ClickHouse & Kudu to Doris: 10X Concurrency Increased, 70% Latency Down

jiafeng.zhang edited this page Jan 28, 2023 · 1 revision

kv

Author:

YiYang, Senior Big Data Developer, Linkedcare

About Linkedcare

Linkedcare is a leading SaaS software company in the health technology industry, focusing on the medical dental and cosmetic plastic surgery. In 2021, it was selected as one of the top 150 digital healthcare companies in the world by CB Insights. Linkedcare has served thousands of plastic surgery institutions in Los Angeles, Taiwan, and Hong Kong. Linkedcare also provides integrated management system services for dental clinics, covering electronic medical records, customer relationship management, intelligent marketing, B2B trading platform, insurance payment, BI tools, etc.

Doris' Evolution in Linkedcare

Let me briefly introduce Doris's development in Linkedcare first. In general, the application of Doris in Linkedcare can be divided into two stages:

  1. The value-added report provided by Linkedcare to customers was initially provided by ClickHouse, which was later replaced by Apache Doris;
  2. Due to the continuous improvement of real-time data analysis requirements, T+1's data reporting gradually cannot meet business needs. Linkedcare needs a data warehouse that can handle real-time processing, and Doris has been introduced into the company's data warehouse since then. With the support of the Apache Doris community and the SelectDB professional technical team, our business data has been gradually migrated from Kudu to Doris.

1

Data Service Architecture: From ClickHouse to Doris

Data Service Architecture Requirements

  • Support complex queries: When customers do self-service on the dashboard, a complex SQL query statement will be generated to directly query the database, and the complexity of the statement is unknown, which adds a lot of pressure on the database and affects query performance.
  • High concurrency and low latency: At least 100 concurrent queries can be supported, and query results can be return within 1 second;
  • Real-time data update: The report data comes from the SaaS system. When the customer modifies the historical data in the system, the report data must be changed accordingly to ensure consistentency, which requires real-time processing.
  • Low cost and easy deployment: There are a lot of private cloud customers in our SaaS business. In order to reduce labor costs, the business requires that the architecture deployment and operation and maintenance be simple enough.

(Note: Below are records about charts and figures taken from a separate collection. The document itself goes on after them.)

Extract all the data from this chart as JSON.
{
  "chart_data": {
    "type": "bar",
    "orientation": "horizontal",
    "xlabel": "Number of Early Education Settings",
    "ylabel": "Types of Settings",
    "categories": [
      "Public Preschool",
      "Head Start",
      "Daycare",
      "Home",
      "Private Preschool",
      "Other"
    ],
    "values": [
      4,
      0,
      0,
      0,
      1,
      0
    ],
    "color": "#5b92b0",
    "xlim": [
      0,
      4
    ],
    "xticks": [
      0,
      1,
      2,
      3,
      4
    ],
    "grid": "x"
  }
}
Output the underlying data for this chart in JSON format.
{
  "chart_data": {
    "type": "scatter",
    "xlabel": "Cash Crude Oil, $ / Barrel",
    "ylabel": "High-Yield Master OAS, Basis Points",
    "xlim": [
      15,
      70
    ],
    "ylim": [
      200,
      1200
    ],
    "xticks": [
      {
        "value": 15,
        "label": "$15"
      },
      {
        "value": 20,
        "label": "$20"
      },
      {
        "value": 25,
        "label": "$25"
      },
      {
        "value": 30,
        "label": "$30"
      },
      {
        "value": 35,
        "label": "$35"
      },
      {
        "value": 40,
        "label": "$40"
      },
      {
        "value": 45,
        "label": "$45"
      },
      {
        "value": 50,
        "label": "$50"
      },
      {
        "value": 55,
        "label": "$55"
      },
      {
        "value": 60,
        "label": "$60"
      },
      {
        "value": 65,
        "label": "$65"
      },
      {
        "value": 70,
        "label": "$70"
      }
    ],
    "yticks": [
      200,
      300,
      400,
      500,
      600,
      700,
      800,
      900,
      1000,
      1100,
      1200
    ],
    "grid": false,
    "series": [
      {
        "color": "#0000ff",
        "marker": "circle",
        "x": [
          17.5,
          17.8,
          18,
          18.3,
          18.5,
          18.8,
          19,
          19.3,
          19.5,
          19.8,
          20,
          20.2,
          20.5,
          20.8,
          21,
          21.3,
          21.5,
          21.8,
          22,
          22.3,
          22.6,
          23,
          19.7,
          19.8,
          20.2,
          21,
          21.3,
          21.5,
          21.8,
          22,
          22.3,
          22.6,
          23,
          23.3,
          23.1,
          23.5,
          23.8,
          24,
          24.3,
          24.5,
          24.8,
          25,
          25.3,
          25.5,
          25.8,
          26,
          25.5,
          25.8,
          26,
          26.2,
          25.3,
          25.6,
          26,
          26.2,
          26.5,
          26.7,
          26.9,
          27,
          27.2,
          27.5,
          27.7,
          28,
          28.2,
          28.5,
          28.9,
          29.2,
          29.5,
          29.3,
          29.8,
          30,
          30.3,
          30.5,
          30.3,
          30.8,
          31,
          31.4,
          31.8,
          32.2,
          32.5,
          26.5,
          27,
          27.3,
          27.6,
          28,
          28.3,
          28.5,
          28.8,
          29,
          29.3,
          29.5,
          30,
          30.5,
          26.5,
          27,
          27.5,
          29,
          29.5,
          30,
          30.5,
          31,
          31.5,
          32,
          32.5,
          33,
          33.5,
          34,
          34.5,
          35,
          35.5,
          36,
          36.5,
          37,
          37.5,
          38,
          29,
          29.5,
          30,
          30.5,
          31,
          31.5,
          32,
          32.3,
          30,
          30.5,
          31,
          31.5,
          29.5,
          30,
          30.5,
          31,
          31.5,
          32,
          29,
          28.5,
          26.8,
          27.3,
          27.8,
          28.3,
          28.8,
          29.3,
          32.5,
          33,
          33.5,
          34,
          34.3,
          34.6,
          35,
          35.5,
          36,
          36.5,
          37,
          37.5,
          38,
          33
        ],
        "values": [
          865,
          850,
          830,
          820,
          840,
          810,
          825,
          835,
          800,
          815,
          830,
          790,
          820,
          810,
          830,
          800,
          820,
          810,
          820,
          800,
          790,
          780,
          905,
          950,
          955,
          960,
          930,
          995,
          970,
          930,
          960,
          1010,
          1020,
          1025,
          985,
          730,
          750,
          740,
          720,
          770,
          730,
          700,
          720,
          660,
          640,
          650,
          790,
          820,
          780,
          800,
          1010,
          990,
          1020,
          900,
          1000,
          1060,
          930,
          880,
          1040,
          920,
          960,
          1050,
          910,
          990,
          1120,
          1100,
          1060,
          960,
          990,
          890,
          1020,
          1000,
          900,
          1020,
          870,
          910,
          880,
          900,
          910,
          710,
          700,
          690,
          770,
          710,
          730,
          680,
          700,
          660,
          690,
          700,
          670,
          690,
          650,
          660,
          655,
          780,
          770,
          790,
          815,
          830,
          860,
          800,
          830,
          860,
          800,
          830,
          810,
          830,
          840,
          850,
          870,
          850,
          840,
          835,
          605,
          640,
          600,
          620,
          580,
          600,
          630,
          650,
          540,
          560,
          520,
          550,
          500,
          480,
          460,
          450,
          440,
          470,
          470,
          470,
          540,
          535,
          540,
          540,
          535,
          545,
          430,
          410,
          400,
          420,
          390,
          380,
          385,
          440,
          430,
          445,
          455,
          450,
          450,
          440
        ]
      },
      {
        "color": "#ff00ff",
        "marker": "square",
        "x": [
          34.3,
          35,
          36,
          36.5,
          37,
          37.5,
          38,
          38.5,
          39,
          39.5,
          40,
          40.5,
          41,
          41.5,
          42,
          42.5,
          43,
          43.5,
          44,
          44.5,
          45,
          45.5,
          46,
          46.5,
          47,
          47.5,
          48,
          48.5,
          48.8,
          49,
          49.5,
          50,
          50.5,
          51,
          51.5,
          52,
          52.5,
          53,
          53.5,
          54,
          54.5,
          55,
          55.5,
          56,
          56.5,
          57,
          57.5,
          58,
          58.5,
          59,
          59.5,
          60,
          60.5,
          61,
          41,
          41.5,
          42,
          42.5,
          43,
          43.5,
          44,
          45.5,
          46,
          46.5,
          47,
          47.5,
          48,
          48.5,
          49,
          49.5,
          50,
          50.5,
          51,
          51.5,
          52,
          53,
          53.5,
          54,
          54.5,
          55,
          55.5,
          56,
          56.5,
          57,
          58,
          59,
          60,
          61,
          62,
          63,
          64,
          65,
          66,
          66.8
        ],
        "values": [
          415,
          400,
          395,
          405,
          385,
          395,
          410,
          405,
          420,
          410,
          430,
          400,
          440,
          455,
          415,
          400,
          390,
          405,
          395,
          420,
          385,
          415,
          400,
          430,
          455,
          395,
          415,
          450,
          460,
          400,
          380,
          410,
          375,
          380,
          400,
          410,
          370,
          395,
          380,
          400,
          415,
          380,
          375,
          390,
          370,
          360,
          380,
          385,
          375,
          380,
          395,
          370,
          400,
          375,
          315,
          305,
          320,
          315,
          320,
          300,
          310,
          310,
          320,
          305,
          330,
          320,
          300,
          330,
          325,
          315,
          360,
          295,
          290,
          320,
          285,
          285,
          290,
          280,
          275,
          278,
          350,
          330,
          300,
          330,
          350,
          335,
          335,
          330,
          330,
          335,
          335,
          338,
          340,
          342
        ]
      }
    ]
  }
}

Early Problems Found: ClickHouse Shuts Down When High-concurrency Occurs

The previous project chose ClickHouse to provide data query services, but serious concurrency problems occurred during use: 10 concurrent queries will cause ClickHouse to shut down, resulting in the inability to provide services to customers normally, which is the direct reason for us to replace ClickHouse.

In addition, there are several severe problems:

  1. The cost of ClickHouse services on the cloud is very high, and the dependency on ClickHouse components is relatively high. The frequent interaction between ClickHouse and Zookeeper during data ingestion will put greater pressure on stability.
  2. How to seamlessly migrate data without affecting the normal use of customers is another problem.

Selection between Doris, Clickhouse and Kudu

To deal with the existing problems and meet the business requirements, we decided to conduct research on Doris (0.14), Clickhouse, and Kudu respectively.

2

As shown in the table above, we made a deep comparison of these 3 databases. And we can see that Doris has excellent performance in many aspects:

  • High concurrency: Doris can handle high-concurrency of 1,000 and more. So it will easily solve the problem of 10 concurrent queries which led ClickHouse to shut down.
  • Query performance: Doris can achieve millisecond-level query response. In single-table query, although Doris and ClickHouse are almost equivalent in query performance, in multi-table query, Doris is far better than ClickHouse. Doris can make sure that the QPS won't drop when high-concurrency happens.
  • Data update: Doris' data model can meet our needs for data update to ensure the consistency of system data and business data, which will be described in detail below.
  • Ease of use: Doris has a flat architecture, simple and fast deployment, fully-completed data ingest functions, and good at scaling out; At the same time, Doris can automatically perform replica balancing internally, and the operation and maintenance cost is extremely low. However, ClickHouse and Kudu rely heavily on components and require a lot of preparatory work for use. This requires a professional team to handle a large number of daily operation and maintenance tasks.
  • Standard SQL: Doris is compatible with the MySQL protocol and uses standard SQL. It is easy for developers to get started and does not require additional learning costs.
  • Distributed JOINs: Doris supports distributed JOINs, but ClickHouse has limitations in JOIN queries and functions as well as poor maintainability.
  • Active community: The Apache Doris open source community is active with passion. At the same time, SelectDB provides a professional and full-time team for technical support for the Doris community. If you encounter problems, you can directly contact the community and find out a solution in time.

From the above research, we can find that Doris has excellent capabilities in all aspects and is very in line with our needs. Therefore, we adopt Doris instead of ClickHouse, which solves the problems of poor concurrency and the shutdown of ClickHouse.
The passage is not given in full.